Kultur

Taxi Teheran: Unterwegs im 
wahren Iran

Einfach mal der Zensur davonfahren: In seinem neuen Film schlägt der mit Berufsverbot belegte Regisseur Jafar Panahi dem iranischen Regime ein humorvolles Schnippchen
von ohne Autor · 24. Juli 2015
Neue Rolle: Regisseur Jafar Panahi unterwegs im urbanen Gewusel
Neue Rolle: Regisseur Jafar Panahi unterwegs im urbanen Gewusel

Tabuthema Kriminalität

Mit fortlaufender Zeit wird allerdings deutlich, dass die Begegnungen im Taxi nicht so spontan sind, wie sie zunächst erscheinen. Durch inszenierte Situationen schafft Panahi Raum für pointierte Ausschnitte aus dem Großstadtdschungel, die voller Verweise auf seine eigene Situation und die anderer kritischer Künstler sind. Obendrein spiegeln sich darin Aspekte wider, die der 55-Jährige bereits in seinen früheren Filmen aufgegriffen hat und dafür in Ungnade fiel – zum Beispiel die grassierende Kriminalität im Gottesstaat. Da ist der kleinwüchsige Filmhändler, der die kinosüchtigen Teheraner mit der neuesten Staffel der US-Serie „The Walking Dead“ und unzähligen anderen verbotenen Streifen versorgt. Oder zwei abergläubische Schwestern, die dringend eine heilige Quelle erreichen müssen, um dort ihren Goldfisch schwimmen zu lassen. Ein Kleinkrimineller und eine Lehrerin kriegen sich über den Sinn und Unsinn der Todesstrafe in die Wolle. Eine Anwältin erzählt von einer jungen Frau, die inhaftiert wurde, weil sie ein verbotenes Volleyballspiel besucht hat und nun im Hungerstreik ist. Sie alle stehen für alltägliche Lebenswelten, die die offizielle Propaganda entweder bekämpft oder unterdrückt.

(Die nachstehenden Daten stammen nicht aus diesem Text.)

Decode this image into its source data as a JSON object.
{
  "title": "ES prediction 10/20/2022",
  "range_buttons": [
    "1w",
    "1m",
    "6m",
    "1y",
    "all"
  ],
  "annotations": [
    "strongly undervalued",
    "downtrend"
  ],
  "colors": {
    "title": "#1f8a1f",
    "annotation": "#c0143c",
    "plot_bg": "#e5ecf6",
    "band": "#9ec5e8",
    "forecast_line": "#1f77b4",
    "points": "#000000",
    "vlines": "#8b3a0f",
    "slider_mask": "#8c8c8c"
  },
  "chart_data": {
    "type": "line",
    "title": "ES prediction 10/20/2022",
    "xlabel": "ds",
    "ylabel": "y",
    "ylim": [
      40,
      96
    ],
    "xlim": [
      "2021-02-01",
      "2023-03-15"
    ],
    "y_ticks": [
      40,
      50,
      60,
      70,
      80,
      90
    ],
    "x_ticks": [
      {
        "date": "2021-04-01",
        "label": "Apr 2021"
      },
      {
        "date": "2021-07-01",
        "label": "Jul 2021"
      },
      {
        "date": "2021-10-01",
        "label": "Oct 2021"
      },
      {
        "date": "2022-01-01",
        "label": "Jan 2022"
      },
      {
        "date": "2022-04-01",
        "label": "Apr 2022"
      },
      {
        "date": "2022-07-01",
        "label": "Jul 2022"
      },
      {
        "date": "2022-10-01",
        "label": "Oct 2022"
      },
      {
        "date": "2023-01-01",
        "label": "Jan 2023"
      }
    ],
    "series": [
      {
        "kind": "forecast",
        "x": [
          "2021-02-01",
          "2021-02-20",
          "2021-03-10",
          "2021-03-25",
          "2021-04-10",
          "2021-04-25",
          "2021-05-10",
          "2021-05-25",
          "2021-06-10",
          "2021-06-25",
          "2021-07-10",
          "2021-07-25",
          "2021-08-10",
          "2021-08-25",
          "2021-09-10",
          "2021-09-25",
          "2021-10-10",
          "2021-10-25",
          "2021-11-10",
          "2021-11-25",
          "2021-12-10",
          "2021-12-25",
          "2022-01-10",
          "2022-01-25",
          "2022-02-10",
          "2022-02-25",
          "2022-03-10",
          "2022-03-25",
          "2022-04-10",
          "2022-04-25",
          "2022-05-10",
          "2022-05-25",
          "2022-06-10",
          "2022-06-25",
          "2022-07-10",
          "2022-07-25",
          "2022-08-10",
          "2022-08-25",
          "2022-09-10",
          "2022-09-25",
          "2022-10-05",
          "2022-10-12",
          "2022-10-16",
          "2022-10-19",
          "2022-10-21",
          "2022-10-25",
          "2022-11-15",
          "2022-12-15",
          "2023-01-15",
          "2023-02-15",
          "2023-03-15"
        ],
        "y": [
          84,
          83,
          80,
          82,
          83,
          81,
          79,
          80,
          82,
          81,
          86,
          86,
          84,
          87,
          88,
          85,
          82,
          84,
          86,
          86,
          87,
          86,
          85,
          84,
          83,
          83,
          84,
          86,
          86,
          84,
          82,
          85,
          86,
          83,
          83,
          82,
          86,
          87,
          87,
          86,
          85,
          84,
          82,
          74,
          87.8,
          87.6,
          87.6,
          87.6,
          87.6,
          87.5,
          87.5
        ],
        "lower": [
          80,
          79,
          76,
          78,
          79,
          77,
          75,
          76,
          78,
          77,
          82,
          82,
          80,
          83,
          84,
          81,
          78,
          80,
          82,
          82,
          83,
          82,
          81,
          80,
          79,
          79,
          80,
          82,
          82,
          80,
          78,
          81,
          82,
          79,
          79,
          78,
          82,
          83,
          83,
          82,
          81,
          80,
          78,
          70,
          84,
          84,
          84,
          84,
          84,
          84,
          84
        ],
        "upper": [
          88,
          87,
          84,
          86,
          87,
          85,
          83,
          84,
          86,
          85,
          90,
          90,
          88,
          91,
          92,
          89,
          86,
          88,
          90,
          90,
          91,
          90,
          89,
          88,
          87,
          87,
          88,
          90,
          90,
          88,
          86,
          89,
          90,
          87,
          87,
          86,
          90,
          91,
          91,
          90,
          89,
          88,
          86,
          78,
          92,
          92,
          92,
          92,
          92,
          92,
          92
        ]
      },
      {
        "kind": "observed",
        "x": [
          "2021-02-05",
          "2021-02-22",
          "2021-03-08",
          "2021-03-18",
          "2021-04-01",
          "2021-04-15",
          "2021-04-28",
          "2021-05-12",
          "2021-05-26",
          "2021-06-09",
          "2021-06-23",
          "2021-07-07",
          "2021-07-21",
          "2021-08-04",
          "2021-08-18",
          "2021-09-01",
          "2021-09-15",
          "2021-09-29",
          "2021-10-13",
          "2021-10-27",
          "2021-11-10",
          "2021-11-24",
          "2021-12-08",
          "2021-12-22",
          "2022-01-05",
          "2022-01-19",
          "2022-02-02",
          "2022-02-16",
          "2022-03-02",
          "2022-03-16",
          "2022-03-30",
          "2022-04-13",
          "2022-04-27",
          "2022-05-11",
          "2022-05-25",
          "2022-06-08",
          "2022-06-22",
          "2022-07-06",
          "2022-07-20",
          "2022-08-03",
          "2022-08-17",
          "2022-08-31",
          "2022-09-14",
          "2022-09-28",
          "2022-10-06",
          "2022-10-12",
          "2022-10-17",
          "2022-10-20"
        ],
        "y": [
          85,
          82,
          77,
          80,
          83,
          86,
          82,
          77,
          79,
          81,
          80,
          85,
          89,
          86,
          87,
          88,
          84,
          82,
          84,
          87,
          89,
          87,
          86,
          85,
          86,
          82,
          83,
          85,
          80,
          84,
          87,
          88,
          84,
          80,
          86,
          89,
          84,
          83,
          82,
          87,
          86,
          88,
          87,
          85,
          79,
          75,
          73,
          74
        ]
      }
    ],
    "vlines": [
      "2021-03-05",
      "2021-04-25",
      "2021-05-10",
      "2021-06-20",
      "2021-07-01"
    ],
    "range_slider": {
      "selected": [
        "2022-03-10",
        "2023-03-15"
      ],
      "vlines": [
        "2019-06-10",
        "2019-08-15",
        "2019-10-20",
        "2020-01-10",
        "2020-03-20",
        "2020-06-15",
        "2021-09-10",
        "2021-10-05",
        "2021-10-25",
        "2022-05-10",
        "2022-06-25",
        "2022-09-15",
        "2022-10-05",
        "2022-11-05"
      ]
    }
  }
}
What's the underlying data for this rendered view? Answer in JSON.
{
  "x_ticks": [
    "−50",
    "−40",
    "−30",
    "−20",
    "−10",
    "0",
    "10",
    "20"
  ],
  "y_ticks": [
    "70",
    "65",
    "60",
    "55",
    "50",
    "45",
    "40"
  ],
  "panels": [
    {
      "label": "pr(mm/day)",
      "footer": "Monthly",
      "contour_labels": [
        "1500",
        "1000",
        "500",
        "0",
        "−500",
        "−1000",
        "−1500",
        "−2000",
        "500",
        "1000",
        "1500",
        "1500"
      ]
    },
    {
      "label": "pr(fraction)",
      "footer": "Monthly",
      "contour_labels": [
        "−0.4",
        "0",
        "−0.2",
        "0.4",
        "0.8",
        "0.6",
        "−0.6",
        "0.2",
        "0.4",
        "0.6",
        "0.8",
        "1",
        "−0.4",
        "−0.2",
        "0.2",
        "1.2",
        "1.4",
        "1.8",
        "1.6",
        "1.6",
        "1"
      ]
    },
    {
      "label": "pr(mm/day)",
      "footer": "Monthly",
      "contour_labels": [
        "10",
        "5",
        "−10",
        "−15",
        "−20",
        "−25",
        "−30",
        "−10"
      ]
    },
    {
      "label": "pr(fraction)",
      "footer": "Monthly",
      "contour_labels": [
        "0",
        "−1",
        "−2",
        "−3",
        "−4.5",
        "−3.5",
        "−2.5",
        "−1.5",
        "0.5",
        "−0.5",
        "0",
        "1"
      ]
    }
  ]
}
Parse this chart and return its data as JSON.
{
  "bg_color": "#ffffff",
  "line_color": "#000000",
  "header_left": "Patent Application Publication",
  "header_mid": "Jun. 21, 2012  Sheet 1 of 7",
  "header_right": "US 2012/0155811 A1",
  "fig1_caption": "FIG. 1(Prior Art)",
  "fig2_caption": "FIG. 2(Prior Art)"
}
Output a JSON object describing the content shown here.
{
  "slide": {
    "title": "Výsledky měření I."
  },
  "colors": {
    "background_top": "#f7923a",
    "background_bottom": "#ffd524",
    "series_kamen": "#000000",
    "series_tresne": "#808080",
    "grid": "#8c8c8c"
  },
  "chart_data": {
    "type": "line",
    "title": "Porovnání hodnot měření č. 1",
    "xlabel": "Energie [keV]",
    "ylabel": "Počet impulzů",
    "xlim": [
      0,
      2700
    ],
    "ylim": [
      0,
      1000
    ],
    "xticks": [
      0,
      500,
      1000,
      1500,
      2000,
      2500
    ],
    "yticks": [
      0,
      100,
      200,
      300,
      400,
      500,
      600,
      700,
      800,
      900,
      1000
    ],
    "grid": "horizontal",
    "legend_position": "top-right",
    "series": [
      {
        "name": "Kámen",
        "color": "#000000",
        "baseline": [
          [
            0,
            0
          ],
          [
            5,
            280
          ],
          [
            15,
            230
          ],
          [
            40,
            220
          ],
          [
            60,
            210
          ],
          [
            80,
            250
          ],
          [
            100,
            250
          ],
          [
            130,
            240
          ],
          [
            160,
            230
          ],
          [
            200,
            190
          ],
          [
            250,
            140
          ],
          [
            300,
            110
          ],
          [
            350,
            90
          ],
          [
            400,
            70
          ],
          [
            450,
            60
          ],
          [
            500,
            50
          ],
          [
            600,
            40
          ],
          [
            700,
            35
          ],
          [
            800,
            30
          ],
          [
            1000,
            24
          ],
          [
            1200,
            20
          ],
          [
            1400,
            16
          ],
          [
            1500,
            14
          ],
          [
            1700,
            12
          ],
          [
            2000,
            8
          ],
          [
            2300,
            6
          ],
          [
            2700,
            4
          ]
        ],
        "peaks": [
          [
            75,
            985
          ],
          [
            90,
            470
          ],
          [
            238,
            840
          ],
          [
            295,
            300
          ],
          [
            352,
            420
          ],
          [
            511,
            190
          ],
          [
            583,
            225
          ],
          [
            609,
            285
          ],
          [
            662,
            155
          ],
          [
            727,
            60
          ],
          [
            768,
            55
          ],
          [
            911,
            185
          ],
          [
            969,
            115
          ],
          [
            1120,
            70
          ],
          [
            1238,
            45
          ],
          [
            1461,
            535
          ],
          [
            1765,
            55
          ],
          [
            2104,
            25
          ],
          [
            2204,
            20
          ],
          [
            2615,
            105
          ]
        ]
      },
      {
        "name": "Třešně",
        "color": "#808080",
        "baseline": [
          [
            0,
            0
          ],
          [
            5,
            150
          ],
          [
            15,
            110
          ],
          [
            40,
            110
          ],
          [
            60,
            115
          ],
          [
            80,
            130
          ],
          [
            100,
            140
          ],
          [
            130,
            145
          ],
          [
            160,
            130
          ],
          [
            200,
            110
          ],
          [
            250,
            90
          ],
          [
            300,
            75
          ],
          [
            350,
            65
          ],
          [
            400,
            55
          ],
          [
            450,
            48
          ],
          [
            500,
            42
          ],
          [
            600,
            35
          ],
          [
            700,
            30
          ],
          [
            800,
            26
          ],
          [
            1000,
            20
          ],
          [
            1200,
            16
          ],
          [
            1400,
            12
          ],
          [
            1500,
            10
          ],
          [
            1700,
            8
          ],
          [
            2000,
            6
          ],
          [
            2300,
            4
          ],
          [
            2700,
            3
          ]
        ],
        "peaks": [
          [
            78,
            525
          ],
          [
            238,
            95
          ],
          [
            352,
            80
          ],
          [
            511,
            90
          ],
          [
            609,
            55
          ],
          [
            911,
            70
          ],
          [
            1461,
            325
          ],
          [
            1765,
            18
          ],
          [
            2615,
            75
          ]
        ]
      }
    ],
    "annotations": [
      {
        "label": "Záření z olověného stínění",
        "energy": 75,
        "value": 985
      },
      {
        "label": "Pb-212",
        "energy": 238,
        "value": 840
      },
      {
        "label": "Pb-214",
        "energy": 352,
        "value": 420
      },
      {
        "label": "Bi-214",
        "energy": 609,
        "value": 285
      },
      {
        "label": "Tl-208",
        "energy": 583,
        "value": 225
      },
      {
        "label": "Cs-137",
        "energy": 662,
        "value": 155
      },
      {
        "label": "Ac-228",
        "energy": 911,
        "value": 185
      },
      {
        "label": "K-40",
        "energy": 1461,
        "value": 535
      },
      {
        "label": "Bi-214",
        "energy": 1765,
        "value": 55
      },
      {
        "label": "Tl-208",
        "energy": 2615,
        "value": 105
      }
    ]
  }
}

Am nachhaltigsten gerät  allerdings das Treffen mit seiner Nichte. Von ihrer Lehrerin wurde sie beauftragt, einen Kurzfilm zu drehen, natürlich nach jenen strengen ästhetischen und inhaltlichen Vorgaben, die Panahis Arbeiten diametral entgegenlaufen. Zum Beispiel: Zeige niemals die weniger schönen Seiten der Realität! Kaum eingestiegen, macht sie sich mit ihrer Digitalkamera ans Werk. Der Dialog zwischen den beiden über das Filmemachen berührt immer wieder Panahis eigene Situation als verfolgter Künstler, obendrein aber auch die Frage, was Kino – unabhängig von der Lage im Iran – leisten kann oder muss. Was durchaus für eine melancholische Schlagseite sorgt. Bis sich dem Mädchen die Gelegenheit bietet, ihre schulischen Vorgaben in die Tat umzusetzen.

Scheinbares Idyll

Dass „Taxi Teheran“ im Iran gedreht und im Ausland gezeigt wird, ist ein ironischer und alles andere als verbittert anmutender Kommentar auf politische Verhältnisse, die nicht nur Panahis Existenz bedrohen. Dass er die 2010 verhängte sechsjährige Haftstrafe bislang nicht antreten musste, dürfte wohl auch daran liegen, dass er auch außerhalb des Irans zu prominent geworden ist. Nicht zuletzt, nachdem ihm 2011 die Reise zur Berlinale verweigert wurde, wo er als Jury-Mitglied gesetzt war. Und doch: Von moralischer Überlegenheit oder Polemik zeigt dieser Film keine Spur. Kurz vor Schluss wird Panahi ohnehin brutal vor Augen geführt, wie gefährdet sein scheinbares Taxi-Idyll ist.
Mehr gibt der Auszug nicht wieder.